In Canada, the company has reached a saturation point, and it is clear its sights are now set firmly on global markets. "We are highly penetrated in Canada; every TV consumer in Canada receives our product," Mr. Boyko said in an interview. "So, international markets are very important for us."

"We see organic growth of 0 to 2 per cent in Canada and the U.S. on the TV side and 5 per cent on the commercial business side. For the rest of the world, we see growth of 10 per cent," he added.

It's a growth built on acquiring contracts and subscribers. "Organic growth and acquisitions for us is almost one and the same," said Mathieu Péloquin, senior vice-president of marketing and communications. "We buy incumbents before their contracts with major TV operators come up for renewal and it's a way for us to lock in those subscribers. Our consolidation strategy is definitely a priority because it allows us to move quickly in building revenue and growth."

And right now it has the money to do so. The company recently secured a new $100-million credit facility and enjoyed a 60-per-cent increase in free cash flow this quarter of $5.3-million – and it's looking to spend.

"We plan to invest about $50-million a year in acquisitions, to generate between $5- [million] to $10-million of extra EBITDA a year," Mr. Boyko said. "Right now we have deals we are looking at in the U.S., in Mexico, in Brazil, in South Africa, one in Switzerland, two in Asia and one in Australia." (EBITDA is earnings before interest, taxes, depreciation and amortization.)

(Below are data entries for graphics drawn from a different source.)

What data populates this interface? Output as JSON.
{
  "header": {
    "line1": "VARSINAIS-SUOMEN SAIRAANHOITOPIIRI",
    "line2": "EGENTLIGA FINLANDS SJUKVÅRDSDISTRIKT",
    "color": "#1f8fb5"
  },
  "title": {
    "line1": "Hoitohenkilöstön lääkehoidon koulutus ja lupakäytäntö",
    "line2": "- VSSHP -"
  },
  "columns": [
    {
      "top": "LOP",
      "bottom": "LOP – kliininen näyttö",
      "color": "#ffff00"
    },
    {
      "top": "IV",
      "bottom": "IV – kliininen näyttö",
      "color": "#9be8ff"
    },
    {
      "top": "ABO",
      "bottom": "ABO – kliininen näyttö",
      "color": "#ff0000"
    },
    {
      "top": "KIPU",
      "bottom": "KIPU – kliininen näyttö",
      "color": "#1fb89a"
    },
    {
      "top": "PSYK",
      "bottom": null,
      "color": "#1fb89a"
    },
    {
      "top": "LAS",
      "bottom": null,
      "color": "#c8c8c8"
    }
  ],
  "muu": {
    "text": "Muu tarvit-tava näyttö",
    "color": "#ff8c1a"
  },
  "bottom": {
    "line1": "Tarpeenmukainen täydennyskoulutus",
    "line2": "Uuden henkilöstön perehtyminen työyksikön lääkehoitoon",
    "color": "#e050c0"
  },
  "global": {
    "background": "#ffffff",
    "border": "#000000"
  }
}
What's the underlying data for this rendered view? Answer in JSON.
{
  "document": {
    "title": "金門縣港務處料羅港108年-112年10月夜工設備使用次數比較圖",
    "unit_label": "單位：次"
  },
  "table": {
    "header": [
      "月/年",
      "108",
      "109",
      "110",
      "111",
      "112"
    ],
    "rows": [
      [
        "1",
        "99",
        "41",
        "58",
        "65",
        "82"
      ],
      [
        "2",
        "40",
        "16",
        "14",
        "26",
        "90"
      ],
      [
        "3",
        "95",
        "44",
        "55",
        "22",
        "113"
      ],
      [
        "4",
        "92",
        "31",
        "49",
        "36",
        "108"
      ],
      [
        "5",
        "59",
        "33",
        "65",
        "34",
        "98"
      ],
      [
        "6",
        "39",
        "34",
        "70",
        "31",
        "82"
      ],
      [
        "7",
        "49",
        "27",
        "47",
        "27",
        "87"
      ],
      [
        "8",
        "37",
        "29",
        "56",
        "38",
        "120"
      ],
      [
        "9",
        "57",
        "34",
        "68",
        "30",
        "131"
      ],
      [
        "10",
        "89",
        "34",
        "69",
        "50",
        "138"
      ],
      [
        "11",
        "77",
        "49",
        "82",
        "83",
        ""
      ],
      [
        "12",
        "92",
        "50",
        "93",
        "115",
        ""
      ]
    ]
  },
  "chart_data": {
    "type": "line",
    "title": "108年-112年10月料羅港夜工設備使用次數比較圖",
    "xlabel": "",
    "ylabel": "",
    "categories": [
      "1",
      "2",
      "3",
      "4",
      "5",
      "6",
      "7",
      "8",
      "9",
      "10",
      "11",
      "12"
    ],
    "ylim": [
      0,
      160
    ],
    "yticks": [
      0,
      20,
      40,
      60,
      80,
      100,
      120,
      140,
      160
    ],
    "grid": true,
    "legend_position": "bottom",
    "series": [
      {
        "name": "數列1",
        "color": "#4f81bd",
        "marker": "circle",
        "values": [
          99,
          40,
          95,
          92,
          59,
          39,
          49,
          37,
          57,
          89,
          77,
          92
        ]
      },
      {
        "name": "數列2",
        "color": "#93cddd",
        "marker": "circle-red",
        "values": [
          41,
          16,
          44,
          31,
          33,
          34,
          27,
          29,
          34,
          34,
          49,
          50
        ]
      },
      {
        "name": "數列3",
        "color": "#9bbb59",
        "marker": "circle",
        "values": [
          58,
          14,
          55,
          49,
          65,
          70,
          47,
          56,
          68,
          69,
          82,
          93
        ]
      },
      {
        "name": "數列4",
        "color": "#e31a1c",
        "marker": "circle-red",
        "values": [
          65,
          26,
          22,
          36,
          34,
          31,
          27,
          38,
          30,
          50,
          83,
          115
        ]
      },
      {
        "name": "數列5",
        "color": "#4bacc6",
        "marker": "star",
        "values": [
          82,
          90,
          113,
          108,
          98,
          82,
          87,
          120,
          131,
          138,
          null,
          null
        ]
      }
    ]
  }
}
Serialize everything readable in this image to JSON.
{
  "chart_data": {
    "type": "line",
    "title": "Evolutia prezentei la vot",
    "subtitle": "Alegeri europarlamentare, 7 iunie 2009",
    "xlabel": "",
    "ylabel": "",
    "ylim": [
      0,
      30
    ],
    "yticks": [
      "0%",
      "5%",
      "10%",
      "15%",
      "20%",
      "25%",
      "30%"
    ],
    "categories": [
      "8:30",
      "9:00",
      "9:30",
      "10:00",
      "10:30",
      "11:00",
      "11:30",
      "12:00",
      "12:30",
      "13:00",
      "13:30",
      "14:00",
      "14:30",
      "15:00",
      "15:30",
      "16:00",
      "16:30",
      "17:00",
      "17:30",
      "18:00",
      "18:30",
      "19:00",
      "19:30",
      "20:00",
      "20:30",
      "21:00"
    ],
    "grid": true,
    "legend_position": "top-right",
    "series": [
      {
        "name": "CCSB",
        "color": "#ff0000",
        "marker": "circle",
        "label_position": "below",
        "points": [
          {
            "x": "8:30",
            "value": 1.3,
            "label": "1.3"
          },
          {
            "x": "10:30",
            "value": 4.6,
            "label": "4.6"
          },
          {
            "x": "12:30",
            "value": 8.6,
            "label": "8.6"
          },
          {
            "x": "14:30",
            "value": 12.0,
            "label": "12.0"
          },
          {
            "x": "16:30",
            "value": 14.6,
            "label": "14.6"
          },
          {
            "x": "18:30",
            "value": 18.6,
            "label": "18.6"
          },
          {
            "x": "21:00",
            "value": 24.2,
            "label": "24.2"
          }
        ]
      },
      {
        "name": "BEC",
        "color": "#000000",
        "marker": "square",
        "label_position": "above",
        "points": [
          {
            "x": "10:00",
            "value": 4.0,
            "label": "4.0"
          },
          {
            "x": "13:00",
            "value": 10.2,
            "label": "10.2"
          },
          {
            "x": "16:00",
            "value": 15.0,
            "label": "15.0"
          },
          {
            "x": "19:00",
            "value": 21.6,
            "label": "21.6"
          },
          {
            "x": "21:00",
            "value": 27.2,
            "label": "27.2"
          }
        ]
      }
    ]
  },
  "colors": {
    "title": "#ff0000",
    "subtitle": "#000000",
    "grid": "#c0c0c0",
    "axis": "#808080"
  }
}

For its first acquisition as a public company, Stingray spent $8-million on three music channels from the Netherlands' Brava Group, which added approximately 35 million subscribers to the company for a total of 135 million subscribers. The company is also in early talks to become a music provider for DirecTV, which was recently acquired by existing Stingray customer AT&T.

While the music-streaming space has become increasingly crowded with new entrants over the past few years, Stingray occupies a niche in keeping businesses as its core clientele. At the same time, it's doing a balancing act in trying to diversify its products to reach the end user.

The company is rolling out a new version of its mobile music app that features linear music channels rather than the on-demand and interactive model other streaming services use. "We found that 87 per cent of the people are happy with a linear channel because that's how they discover the next song. The other essentially 10 per cent are music aficionados who need Spotify and Google Play," Mr. Boyko said. "Our differentiation is that we are about content curation instead."

Stingray stock, which was priced at $6.25 a share on the Toronto Stock Exchange when it started trading on June 3, initially climbed above $8, but has since fallen and closed Wednesday down 1.29 per cent.